January 30, 2013

Sparkle, Adoration, Museveni, and Zebra

If you're sitting in Amsterdam or Berlin, looking at a vase of long-stemmed roses (or anticipating such on Valentine's Day), there's a fairly good chance they've come to you from Kenya.  

Flowers, particularly roses, are one of Kenya's biggest agricultural exports, surpassed only by tea (I think).  Apparently the Rift Valley is well-suited for floriculture (yes, it's a word), and the area around Lake Naivasha is dotted with flower-farms.  The exports are too delicate to travel as far as the U.S., but Kenya is one of the biggest flower-suppliers to the E.U.  So much so that after the Icleandic volcano explosion of 2010, Kenya lost millions of US$ daily due to cancelled flights.  For shame, Eyjafjallaj√∂kull!

Before the holidays I tagged along on a friend's work-related trip to one of these farms, because tagging-along is by far the best way to learn and see things you would have never cared about otherwise.  Incidentally, it's also the best way to spend time with vising friends when they're on work-related trips.  

So we made an appointment with a farm just outside of Nairobi, and were given a full tour of the facilities: the factory, the farm, the furry farm animals.

Dozens of different rose varietals with names like "Sparkle" and "Adoration" are bred and grown inside rows of greenhouses.  Separate greenhouses are used to breed small, red, mite-sized pests that look like the ferocious offspring of bedbugs and fleas.  Apparently these red bugs are the good pests who eat the bad pests who destroy flowers.  Thus, the red mites are bred, harvested, transferred to the flower greenhouses, and then washed away before distribution.

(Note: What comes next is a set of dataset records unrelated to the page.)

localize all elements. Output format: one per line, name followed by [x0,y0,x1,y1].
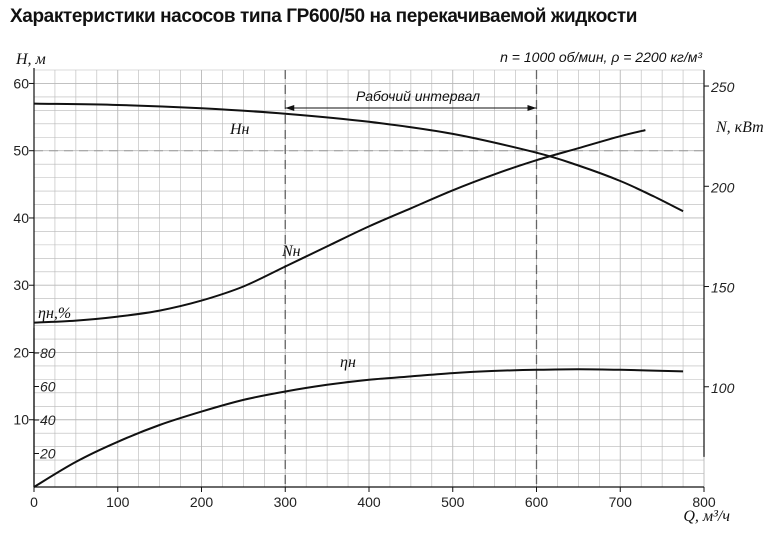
series-label-n: Nн [281,243,301,260]
x-tick-label: 500 [441,494,465,510]
working-range-arrowhead-right [527,105,537,111]
eta-tick-label: 40 [40,412,56,428]
x-tick-label: 600 [525,494,549,510]
grid [33,69,705,488]
h-tick-label: 20 [13,344,29,360]
n-tick-label: 100 [711,380,735,396]
h-tick-label: 60 [13,75,29,91]
curves [33,102,684,488]
x-tick-label: 0 [30,494,38,510]
x-tick-label: 300 [274,494,298,510]
h-tick-label: 50 [13,143,29,159]
x-axis-label: Q, м³/ч [683,508,730,525]
working-range-arrowhead-left [285,105,295,111]
h-tick-label: 40 [13,210,29,226]
chart-title: Характеристики насосов типа ГР600/50 на … [10,6,638,27]
h-tick-label: 10 [13,412,29,428]
working-range-label: Рабочий интервал [356,88,480,104]
eta-tick-label: 60 [40,379,56,395]
eta-tick-label: 20 [39,446,56,462]
x-tick-label: 400 [357,494,381,510]
n-tick-label: 250 [710,79,735,95]
series-label-h: Hн [229,121,250,138]
axes: 0 100 200 300 400 500 600 700 800 10 20 30 40 50 60 100… [13,68,735,510]
x-tick-label: 800 [692,494,716,510]
h-axis-label: H, м [15,51,46,68]
series-line-h [33,102,684,213]
eta-tick-label: 80 [40,345,56,361]
x-tick-label: 100 [106,494,130,510]
eta-axis-label: ηн,% [38,305,71,322]
x-tick-label: 700 [609,494,633,510]
reference-lines [34,70,704,487]
series-line-eta [33,368,684,488]
n-tick-label: 150 [711,280,735,296]
x-tick-label: 200 [190,494,214,510]
n-tick-label: 200 [710,179,735,195]
n-axis-label: N, кВт [715,119,764,136]
h-tick-label: 30 [13,277,29,293]
series-line-n [33,129,646,324]
labels: n = 1000 об/мин, ρ = 2200 кг/м³ H, м N, … [15,49,764,525]
chart-subtitle: n = 1000 об/мин, ρ = 2200 кг/м³ [500,49,702,65]
series-label-eta: ηн [340,354,356,371]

Angry red swarms of bio-friends

Peering into harvest jars

After flowers are harvested they're brought to the factory for shucking of thorns, packaging, and shipping.  As you might note from the pesticide-free pest control, the particular farm we visited was very bio-friendly.  No tractors, no fuel, just donkeys named "Museveni" ("This one likes to be a bit aggressive") and "Zebra" ("What do you mean 'identity crisis?'") transporting flowers between venues.  


Thorn shuckin'

In the hours between when they are shucked and the next flight to Berlin, the flowers chill-out in a walk-in refrigerator to keep from blooming prematurely.  Then they're packed on ice and sent to the airport.  If you ever take a factory tour of flower farms in Kenya or elsewhere, bring a parka for the warehouse.  


And the most endearingly-genuine white-board message I've ever seen in a warehouse:

Hence build trust in our customers

Then packaged and shipped, for your Valentine's Day pleasure.

January 21, 2013

Has been trying

Oh, hello.

It's been a while.  I'd like to excuse my lack of updates here by pointing out that I've been out of Kenya for a good chunk of the last month (and didn't want my URL to tell lies), but really I've just been busy.  Or lazy.  But mostly busy.  Mostly.

And then when too much time passes, the burden of making a post worthy of the delay starts to gain weight.  And you worry that your first post back needs to be 4 times as significant to make-up for the 4 weeks of silence.  But mostly, it's the busy thing.

So let me first clear the slate, zero the scale.  Since I was last here I've been in the Amsterdam airport twice, where sitting inside over-sized china is just another day:

Teacup family.  No big deal. 

I spent Christmas and New Years with family and friends in San Francisco:

San Francisco city hall says, "What war on Christmas?"

Oh, and there was this:

San Francisco in December.  Why would you ever go anywhere else?

And now it's 2013.  Who thought we would have made it this far after the millenium?  (A: Not the Mayans)

And after 3 weeks of the new year I can say- without reserve- that it is no cake-walk.  I've been working until 10pm on weeknights and on Sundays for the past 2 weeks, with another week still to go.  I need to move apartments and will probably lose the swimming pool that I never use but like to know that it's there just in case I ever wanted to.  My manuscript got rejected yesterday, and today I saw my first cockroach in the kitchen.  He was big, and he was in the cupboard where I keep my Christmas chocolate.

January, the month of new beginnings, has been trying.

January has also brought an influx of people to Kenya.  Some are people I know, and some are people I don't know but I'd do well to make the professional acquaintance of.  Some are people who left last year and then reappeared without notice.  Some are staying for 2 weeks; others are staying for 2 months.

And as an unapologetic introvert, even just typing that last paragraph felt exhausting.

I used to think that Nairobi ex-pats who compose their friend group solely of those who have been here for a certain length of time (e.g. >2 years) were cliquish.  But now I can really see it as a preservation tactic.

It's uncommonly difficult to build a life around people you know to be temporary.

But there are still 10 days left in January, and anything can happen.  Perhaps the cockroach will decide that he's overstayed his welcome and that he and his family will have a more fulfilling life in someone else's apartment.